Vienne, IX, Berggasse 19
16.3.14.
Cher ami,
Je vous envoie demain le Narcissisme; ce fut un accouchement difficile, il en présente toutes les déformations. Evidemment, il ne me plaît pas particulièrement, mais actuellement, je ne peux rien livrer d’autre. Il a encore besoin d’être très retouché. (Vous voyez à quoi vont mes pensées.) Je vous demande de choisir vous-même l’endroit où je dois insérer votre premier travail (Salzbourg), de même que, d’une manière générale, je serai reconnaissant pour toutes formes d’objections. Je tiendrai compte de vos remarques concernant les « Contributions » en corrigeant les épreuves.
Nous devons discuter demain soir avec Rank et Sachs de votre proposition d’agression contre Jung. Je suis impatient surtout de connaître la réponse de Londres, où des difficultés pourraient facilement apparaître.
Je pense que les choses se passent très bien à Hambourg et que ma fille continue de faire preuve de vaillance et de sagesse.
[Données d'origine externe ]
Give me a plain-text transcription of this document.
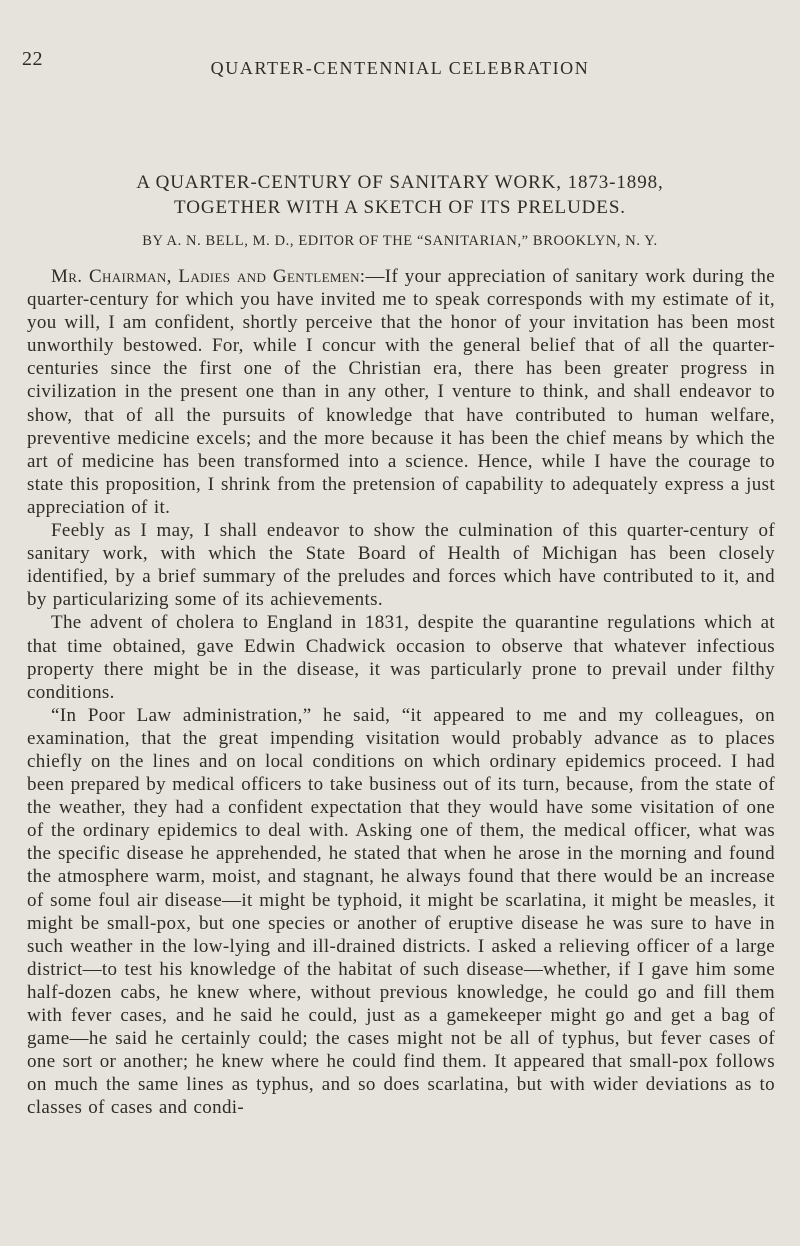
22	QUARTER-CENTENNIAL CELEBRATION
A QUARTER-CENTURY OF SANITARY WORK, 1873-1898,
TOGETHER WITH A SKETCH OF ITS PRELUDES.
BY A. N. BELL, M. D., EDITOR OF THE “SANITARIAN,” BROOKLYN, N. Y.

Mr. Chairman, Ladies and Gentlemen:—If your appreciation of sanitary work during the quarter-century for which you have invited me to speak corresponds with my estimate of it, you will, I am confident, shortly perceive that the honor of your invitation has been most unworthily bestowed. For, while I concur with the general belief that of all the quarter-centuries since the first one of the Christian era, there has been greater progress in civilization in the present one than in any other, I venture to think, and shall endeavor to show, that of all the pursuits of knowledge that have contributed to human welfare, preventive medicine excels; and the more because it has been the chief means by which the art of medicine has been transformed into a science. Hence, while I have the courage to state this proposition, I shrink from the pretension of capability to adequately express a just appreciation of it.

Feebly as I may, I shall endeavor to show the culmination of this quarter-century of sanitary work, with which the State Board of Health of Michigan has been closely identified, by a brief summary of the preludes and forces which have contributed to it, and by particularizing some of its achievements.

The advent of cholera to England in 1831, despite the quarantine regulations which at that time obtained, gave Edwin Chadwick occasion to observe that whatever infectious property there might be in the disease, it was particularly prone to prevail under filthy conditions.

“In Poor Law administration,” he said, “it appeared to me and my colleagues, on examination, that the great impending visitation would probably advance as to places chiefly on the lines and on local conditions on which ordinary epidemics proceed. I had been prepared by medical officers to take business out of its turn, because, from the state of the weather, they had a confident expectation that they would have some visitation of one of the ordinary epidemics to deal with. Asking one of them, the medical officer, what was the specific disease he apprehended, he stated that when he arose in the morning and found the atmosphere warm, moist, and stagnant, he always found that there would be an increase of some foul air disease—it might be typhoid, it might be scarlatina, it might be measles, it might be small-pox, but one species or another of eruptive disease he was sure to have in such weather in the low-lying and ill-drained districts. I asked a relieving officer of a large district—to test his knowledge of the habitat of such disease—whether, if I gave him some half-dozen cabs, he knew where, without previous knowledge, he could go and fill them with fever cases, and he said he could, just as a gamekeeper might go and get a bag of game—he said he certainly could; the cases might not be all of typhus, but fever cases of one sort or another; he knew where he could find them. It appeared that small-pox follows on much the same lines as typhus, and so does scarlatina, but with wider deviations as to classes of cases and condi-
Elle peut déjà nourrir, mais le petit animal ne boit pas encore comme il faut. Il est étrange que même ces instincts vitaux primordiaux aient tant de peine à s’éveiller. J’ai toujours cru que les paroles de Méphistophélès à l’élève (« C’est ainsi que dans les débuts un enfant accepte avec réticence le sein de sa mère[1]») étaient inexactes. C’est bien vrai pourtant, mais la suite aussi, j’espère : « Mais bientôt, il a plaisir à se nourrir[2]. » Votre portrait reviendra demain de chez l’encadreur et prendra alors la place de Jung. Ce n’est pas vous faire entièrement justice; mais je vous en remercie beaucoup.
Deuticke a exprimé un véritable respect pour votre activité de rédacteur. De fait, nous avons, tous ces temps-ci, déployé toutes nos forces dans le travail. Il me faut vous dire encore que votre article sur la locomotion est excellent[3]. Dans la théorie de la sexualité également, je n’ai pas trouvé de meilleur argument en faveur de « l’érotisme musculaire » que
l’analyse des abasies qui culminent dans le souvenir-fantasme [Phantasie-Erinnerung] : apprendre à faire ses premiers pas sur le corps de la mère (terre).
Votre Freud. |
Je vous salue cordialement, vous et votre chère femme.
[1] Citation du Faust de Goethe : « So nimmt ein Kind der Mutter Brust im Anfang widerwillig an. »
[2] « Doch bald ernährt es sich mit Lust. »
[3] Cf. article cité dans la note 2 de la lettre du 8.12.13.